FOR SALE: Bay Region Modern Case Study House Plans
Our newest exclusive modern plan is historic: we now offer copies of Case Study House #3 designed by William Wurster and Theodore Bernardi. The avant-garde Los Angeles magazine Arts & Architecture and its editor John Entenza addressed the need for new housing after World War II by launching the Case Study House Program in 1945. The plans for CSH #3 were published in the June 1945 issue (cover shown below).
The program promoted low cost, experimental, contemporary home designs using donated materials from industry and manufacturers and showcased the work of mostly Southern California modernists like Charles and Ray Eames, Richard Neutra, Craig Ellwood, and Pierre Koenig. Wurster was the most famous Northern California architect to be included in the program. At the time, Wurster was Dean of Architecture at MIT while Bernardi ran the office in San Francisco.
Wurster’s work embodied the Bay Region Style in his use of simple understated forms, natural materials, strong indoor-outdoor connections, and straightforward construction methods. He once said: “I like to work on direct, honest solutions, avoiding exotic materials, using indigenous things so that there is no affectation and the best is obtained for the money.”
(Photo courtesy Environmental Design Archives.) He was what I would call a “Back Door Modernist” in that he made plainness and simplicity artful and current. One of his earliest houses, from 1928,
shows the emphasis on light, proportion, and natural textures (Roger Sturtevant photo above courtesy EDA). He was fond of using ordinary but modern materials like plywood and concrete block. He returned to California in the late 1940s and helped found the College of Environmental Design at U. C. Berkeley.
Case Study House #3 (originally called CSH #2, as shown on the drawing) is our Plan 470-9 and is an H-shaped design that celebrates nature with a tall covered outdoor room called “the porch” between the kitchen/dining/living area and the bedroom wing.

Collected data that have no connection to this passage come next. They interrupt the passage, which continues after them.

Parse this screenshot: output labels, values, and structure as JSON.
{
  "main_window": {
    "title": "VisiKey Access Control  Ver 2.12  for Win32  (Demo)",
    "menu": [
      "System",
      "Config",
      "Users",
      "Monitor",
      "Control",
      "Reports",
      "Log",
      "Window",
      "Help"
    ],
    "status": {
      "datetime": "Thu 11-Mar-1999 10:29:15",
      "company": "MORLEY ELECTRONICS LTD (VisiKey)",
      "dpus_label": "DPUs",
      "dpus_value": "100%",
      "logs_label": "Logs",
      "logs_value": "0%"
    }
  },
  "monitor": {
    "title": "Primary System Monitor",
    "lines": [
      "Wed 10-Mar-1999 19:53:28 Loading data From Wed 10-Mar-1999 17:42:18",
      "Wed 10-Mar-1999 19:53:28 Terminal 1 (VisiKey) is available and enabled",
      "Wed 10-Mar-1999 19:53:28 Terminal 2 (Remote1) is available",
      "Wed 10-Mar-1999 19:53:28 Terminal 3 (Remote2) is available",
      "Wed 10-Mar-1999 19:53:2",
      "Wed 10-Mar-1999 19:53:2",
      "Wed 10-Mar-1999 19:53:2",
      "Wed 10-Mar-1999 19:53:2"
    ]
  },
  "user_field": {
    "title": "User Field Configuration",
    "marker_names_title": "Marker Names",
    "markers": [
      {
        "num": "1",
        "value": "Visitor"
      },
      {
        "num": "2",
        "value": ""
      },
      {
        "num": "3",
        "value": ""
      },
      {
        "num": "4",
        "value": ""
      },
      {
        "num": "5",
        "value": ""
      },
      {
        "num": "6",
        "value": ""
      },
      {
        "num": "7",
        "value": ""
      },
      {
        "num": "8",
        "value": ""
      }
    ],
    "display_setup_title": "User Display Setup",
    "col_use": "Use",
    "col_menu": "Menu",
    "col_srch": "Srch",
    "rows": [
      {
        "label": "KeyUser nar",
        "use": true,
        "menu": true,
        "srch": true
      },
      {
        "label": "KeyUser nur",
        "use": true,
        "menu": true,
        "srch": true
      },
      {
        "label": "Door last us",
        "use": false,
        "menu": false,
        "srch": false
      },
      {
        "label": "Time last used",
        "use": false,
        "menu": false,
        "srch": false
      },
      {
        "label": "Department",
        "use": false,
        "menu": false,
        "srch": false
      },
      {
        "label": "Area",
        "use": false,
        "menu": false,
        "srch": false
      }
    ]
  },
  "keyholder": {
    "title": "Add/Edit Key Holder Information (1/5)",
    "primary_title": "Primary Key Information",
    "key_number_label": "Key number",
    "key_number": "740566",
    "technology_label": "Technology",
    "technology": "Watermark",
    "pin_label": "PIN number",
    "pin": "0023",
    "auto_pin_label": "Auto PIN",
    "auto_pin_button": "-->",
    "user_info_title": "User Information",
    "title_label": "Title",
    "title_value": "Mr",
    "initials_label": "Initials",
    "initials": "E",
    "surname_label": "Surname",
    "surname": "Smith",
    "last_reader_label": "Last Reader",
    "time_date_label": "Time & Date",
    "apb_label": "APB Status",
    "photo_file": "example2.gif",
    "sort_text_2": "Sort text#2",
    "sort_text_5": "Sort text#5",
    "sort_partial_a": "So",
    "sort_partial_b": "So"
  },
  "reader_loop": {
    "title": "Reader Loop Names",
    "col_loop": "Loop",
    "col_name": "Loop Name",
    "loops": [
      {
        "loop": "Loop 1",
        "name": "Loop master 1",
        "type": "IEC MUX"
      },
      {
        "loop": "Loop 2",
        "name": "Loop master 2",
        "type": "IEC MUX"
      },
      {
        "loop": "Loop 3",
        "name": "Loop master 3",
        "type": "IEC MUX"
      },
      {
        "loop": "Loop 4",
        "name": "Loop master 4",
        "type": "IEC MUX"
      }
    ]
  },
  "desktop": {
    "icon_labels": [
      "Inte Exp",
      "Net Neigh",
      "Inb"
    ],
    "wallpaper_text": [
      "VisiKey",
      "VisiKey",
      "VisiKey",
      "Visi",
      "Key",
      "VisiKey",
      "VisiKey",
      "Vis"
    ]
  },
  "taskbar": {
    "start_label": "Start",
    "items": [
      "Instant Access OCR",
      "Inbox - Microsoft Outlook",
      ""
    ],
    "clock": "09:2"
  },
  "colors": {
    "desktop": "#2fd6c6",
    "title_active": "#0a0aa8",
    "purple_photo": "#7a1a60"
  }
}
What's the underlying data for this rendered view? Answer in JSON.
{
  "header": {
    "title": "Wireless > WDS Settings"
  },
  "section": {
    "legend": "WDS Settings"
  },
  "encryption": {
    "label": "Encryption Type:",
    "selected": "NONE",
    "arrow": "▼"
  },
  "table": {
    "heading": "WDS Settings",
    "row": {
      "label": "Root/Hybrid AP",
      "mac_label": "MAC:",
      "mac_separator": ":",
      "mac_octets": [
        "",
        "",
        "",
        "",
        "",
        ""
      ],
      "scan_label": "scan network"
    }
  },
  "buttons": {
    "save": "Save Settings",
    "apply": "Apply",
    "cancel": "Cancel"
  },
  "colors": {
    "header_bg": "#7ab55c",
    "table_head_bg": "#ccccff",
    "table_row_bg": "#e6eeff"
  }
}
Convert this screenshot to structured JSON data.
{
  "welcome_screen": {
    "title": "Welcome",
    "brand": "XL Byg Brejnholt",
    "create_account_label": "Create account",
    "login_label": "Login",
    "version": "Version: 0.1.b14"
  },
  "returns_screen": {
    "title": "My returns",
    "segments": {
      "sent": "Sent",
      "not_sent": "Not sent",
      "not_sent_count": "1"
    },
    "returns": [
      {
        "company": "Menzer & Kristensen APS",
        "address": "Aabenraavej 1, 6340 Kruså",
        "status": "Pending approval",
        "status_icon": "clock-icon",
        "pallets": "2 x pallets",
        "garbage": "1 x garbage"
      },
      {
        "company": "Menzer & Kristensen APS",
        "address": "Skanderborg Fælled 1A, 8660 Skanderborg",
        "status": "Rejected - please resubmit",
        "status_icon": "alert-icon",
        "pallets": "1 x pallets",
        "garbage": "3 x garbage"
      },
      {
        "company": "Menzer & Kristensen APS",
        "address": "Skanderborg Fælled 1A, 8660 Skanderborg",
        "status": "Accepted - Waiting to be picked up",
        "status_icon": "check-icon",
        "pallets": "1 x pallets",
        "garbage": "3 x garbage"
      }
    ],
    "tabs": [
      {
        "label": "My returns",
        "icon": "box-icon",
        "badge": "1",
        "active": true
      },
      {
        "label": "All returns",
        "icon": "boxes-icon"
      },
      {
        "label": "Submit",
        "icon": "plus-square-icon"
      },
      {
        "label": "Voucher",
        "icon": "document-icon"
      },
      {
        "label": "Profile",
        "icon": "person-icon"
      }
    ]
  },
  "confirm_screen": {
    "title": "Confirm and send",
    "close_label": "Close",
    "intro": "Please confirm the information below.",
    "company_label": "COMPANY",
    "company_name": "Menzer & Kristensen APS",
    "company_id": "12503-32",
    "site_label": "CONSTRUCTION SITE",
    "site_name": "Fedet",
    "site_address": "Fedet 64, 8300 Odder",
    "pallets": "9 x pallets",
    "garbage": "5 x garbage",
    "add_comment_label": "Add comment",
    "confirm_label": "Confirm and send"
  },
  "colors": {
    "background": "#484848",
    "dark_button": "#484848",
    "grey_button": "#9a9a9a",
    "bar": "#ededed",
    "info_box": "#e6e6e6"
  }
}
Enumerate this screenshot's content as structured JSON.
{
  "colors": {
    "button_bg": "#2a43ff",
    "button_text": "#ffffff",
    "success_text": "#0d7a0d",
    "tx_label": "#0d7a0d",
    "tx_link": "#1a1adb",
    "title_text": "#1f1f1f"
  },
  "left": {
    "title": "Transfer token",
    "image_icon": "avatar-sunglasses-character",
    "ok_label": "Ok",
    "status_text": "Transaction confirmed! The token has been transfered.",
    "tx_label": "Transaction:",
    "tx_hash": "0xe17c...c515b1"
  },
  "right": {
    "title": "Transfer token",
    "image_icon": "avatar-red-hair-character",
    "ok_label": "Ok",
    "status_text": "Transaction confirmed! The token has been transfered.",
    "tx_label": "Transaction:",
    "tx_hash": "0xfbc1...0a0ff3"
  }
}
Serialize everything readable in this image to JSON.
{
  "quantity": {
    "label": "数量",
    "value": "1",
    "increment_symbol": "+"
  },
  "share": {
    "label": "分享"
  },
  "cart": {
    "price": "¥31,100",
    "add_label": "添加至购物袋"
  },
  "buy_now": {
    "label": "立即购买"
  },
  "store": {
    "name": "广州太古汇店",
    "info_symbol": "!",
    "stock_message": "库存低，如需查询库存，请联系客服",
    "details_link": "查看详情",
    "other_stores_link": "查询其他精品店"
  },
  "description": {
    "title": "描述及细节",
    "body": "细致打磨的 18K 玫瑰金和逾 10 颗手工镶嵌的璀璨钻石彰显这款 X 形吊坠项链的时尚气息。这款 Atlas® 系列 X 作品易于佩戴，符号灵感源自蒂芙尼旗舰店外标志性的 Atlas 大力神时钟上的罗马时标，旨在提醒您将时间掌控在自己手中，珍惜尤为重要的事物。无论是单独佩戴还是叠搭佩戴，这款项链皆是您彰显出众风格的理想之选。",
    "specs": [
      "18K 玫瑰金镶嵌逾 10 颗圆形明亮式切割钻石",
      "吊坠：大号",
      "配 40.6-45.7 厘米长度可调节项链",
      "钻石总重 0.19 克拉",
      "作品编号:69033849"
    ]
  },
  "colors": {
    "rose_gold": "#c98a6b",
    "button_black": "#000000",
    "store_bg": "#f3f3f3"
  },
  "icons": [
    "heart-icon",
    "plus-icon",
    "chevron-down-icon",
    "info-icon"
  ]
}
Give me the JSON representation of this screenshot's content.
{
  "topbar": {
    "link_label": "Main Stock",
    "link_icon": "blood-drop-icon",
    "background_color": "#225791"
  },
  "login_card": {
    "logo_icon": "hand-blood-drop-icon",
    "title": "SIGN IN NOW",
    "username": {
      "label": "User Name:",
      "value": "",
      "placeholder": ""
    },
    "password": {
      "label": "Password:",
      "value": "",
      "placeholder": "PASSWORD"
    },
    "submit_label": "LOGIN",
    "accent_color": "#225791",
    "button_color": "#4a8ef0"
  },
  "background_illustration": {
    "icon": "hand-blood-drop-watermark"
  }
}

It’s basically a modern version of the “dogtrot” — two rooms separated by a breezeway — a classic early American vernacular plan. The carport is cranked away from the main rectangle to meet the driveway. A drawing by delineator Arne Kartwold (who worked in Wurster’s office for a few years) captures the expressive energy of the design
complete with a big-fender automobile idling by the front door. Kartwold’s rear perspective
shows how the central porch and master suite open to the backyard, combining indoor and outdoor space in a unified design. Another distinctive feature is the “work room” adjacent to the kitchen. It was conceived as a hobby room but could become a mudroom/laundry. The plans would need to be brought up to code and a few details updated — for example, the master bathroom is small by today’s standards (see our Customization Department!) — but the graceful flow between rooms, the elegant windows and doors, and the generous use of sheltered outdoor space make this design compelling. The house was built in the Mandeville Canyon area of Los Angeles. Arts & Architecture covered the completed house in its March 1949 issue.
A percentage of the plan price supports the Environmental Design Archives at U. C. Berkeley, which preserves the drawings and papers of significant California architects and landscape architects. For more on the Case Study House program see the Arts & Architecture website above and Case Study Houses: 1945-1962 by Esther McCoy (Hennessey & Ingalls, 1977), and Case Study Houses: The Complete CSH Program by Elizabeth A. T. Smith (Taschen, 2009). For more on Wurster see An Everyday Modernism: The Houses of William Wurster, edited by Marc Treib (SF Museum of Modern Art, 1995) and Bay Area Houses, edited by Sally Woodbridge (Gibbs Smith, 1988).